One of the behaviors I try to account for when I'm doing a greenhouse gas inventory for Greenback U is commuting by faculty members. Faculty commute less often than staff, and typically shorter distances -- they're more likely to be able to afford decent housing near campus. Professors who live the closest to campus tend to walk to the office, but most faculty still drive. Then, there are the others. The ones who fly.
A surprising number of faculty -- some of them with "visiting" appointments but many of them tenured -- fly between Backboro and some other city, where they live. Often, they fly in for three or four days, then return home for the other half of the week.

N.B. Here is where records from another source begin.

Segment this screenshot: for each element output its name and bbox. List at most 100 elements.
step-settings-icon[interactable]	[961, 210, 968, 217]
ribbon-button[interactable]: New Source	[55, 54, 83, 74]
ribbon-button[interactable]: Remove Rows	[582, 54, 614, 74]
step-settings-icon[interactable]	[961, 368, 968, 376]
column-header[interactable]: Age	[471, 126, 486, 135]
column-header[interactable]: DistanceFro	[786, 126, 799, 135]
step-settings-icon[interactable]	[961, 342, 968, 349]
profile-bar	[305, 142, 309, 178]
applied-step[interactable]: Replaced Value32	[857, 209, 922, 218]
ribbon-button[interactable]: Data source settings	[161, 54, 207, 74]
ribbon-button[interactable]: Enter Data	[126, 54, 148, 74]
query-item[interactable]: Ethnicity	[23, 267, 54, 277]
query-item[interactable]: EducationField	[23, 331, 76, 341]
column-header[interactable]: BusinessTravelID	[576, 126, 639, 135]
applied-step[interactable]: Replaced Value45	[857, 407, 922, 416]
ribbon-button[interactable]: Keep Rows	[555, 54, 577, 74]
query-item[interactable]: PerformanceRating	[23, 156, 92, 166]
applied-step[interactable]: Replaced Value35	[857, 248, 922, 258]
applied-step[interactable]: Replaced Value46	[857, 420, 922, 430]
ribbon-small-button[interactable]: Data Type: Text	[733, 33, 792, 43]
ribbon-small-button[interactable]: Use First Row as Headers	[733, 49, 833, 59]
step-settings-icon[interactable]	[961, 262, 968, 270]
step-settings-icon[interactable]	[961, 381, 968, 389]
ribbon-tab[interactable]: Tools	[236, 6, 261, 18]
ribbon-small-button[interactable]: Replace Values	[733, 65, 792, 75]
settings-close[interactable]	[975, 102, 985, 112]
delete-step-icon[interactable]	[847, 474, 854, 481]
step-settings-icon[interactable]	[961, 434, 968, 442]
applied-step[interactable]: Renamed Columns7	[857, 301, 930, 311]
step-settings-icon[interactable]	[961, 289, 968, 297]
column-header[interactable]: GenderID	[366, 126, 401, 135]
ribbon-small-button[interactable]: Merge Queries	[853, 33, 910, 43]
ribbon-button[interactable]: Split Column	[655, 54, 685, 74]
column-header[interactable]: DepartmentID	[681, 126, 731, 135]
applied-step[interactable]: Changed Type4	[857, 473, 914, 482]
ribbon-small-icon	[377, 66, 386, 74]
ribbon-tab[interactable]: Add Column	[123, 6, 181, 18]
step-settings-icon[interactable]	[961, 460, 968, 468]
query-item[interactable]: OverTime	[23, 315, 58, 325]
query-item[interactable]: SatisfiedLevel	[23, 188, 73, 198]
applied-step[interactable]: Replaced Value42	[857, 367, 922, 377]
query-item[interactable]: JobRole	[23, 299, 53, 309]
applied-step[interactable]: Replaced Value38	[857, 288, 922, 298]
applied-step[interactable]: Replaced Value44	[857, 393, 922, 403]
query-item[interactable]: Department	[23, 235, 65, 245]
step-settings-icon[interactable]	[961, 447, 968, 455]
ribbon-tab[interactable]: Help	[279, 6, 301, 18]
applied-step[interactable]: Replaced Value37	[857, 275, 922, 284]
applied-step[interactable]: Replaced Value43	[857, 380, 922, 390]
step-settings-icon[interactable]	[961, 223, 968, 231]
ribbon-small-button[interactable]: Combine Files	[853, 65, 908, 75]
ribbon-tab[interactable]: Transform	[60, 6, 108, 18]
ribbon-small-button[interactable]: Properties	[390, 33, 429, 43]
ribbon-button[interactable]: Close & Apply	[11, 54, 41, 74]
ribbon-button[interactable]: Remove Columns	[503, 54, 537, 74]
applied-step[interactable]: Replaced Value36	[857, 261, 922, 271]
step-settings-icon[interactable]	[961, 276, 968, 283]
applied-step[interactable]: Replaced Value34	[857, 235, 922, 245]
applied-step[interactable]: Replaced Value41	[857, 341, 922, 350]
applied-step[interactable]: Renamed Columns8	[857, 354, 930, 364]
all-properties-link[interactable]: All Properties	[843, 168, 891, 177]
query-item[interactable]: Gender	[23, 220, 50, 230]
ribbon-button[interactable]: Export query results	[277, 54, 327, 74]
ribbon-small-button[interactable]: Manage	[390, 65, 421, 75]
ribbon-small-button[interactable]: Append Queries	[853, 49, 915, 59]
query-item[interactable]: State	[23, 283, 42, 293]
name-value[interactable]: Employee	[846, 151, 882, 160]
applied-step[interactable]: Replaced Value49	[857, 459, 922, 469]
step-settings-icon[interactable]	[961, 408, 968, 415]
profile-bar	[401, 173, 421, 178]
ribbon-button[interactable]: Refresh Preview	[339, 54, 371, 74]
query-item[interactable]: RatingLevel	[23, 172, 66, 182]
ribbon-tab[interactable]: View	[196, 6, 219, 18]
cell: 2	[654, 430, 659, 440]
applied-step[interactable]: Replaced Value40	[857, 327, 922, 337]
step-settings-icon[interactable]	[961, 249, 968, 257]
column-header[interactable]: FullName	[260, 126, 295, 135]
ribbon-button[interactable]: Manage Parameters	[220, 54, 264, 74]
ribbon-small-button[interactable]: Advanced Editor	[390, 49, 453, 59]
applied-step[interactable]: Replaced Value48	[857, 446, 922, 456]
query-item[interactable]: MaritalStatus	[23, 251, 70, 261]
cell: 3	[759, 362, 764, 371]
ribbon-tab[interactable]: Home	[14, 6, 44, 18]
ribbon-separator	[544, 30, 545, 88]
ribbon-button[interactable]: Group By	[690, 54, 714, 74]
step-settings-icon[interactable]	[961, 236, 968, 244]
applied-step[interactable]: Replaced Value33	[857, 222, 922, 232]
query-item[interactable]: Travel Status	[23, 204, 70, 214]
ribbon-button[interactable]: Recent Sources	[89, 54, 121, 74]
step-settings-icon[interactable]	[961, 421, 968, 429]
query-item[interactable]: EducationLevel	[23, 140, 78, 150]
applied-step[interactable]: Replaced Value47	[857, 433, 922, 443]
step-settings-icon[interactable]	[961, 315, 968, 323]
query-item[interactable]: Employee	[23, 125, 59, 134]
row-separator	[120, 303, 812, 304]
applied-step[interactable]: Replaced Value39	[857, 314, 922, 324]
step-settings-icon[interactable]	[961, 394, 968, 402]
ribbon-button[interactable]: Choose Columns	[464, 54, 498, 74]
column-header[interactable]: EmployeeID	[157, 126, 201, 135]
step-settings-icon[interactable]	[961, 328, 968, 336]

Few classes are taught on Fridays, even fewer senior faculty members teach them, and flights can be cheap if you buy them far enough in advance.
This sort of long-distance commuting isn't unique to academe. In other jobs I've had, where everyone worked a minimum of five days per week, there were the occasional bi-coastal marriages. You know, the kind where there are apartments on both coasts and spouses/partners travel on alternate weekends. But my impression is that the incidence was lower. And that the industry in question fostered a work-hard-play-hard, take-no-prisoners financially motivated set of attitudes. The kind of place where an executive might say that if your kids weren't screwed up, you weren't working hard enough. And mean it.
What's struck me about the fly-over commuters at Greenback U is that many of them claim to be concerned about climate change. Several hold seats on committees which direct or administer the University's efforts as a signatory to the President's Climate Commitment. And they claim to see no problem with flying thirty-some round trips every year. Not counting vacations.
I don't mean that all business air travel is evil, but it strikes me that there's a difference between "I need to go to a convention in San Diego" and "I really like living in Atlanta, but my job for the past twenty years has been in the northeastern USA, so I've racked up a lot of frequent flier miles."
Just by way of contrast, I recently saw part of an interview with the Chief Economist for the International Energy Agency. He's successful, he's in his 50's, and he's never owned a car because he doesn't think they're ecologically responsible. I'm sure he travels a fair amount and sometimes rents cars in his destination cities, but his actions and choices still make a statement. As do the actions and choices of Greenback's farthest-commuting faculty members. Regardless of what they say in the classroom or the committee room.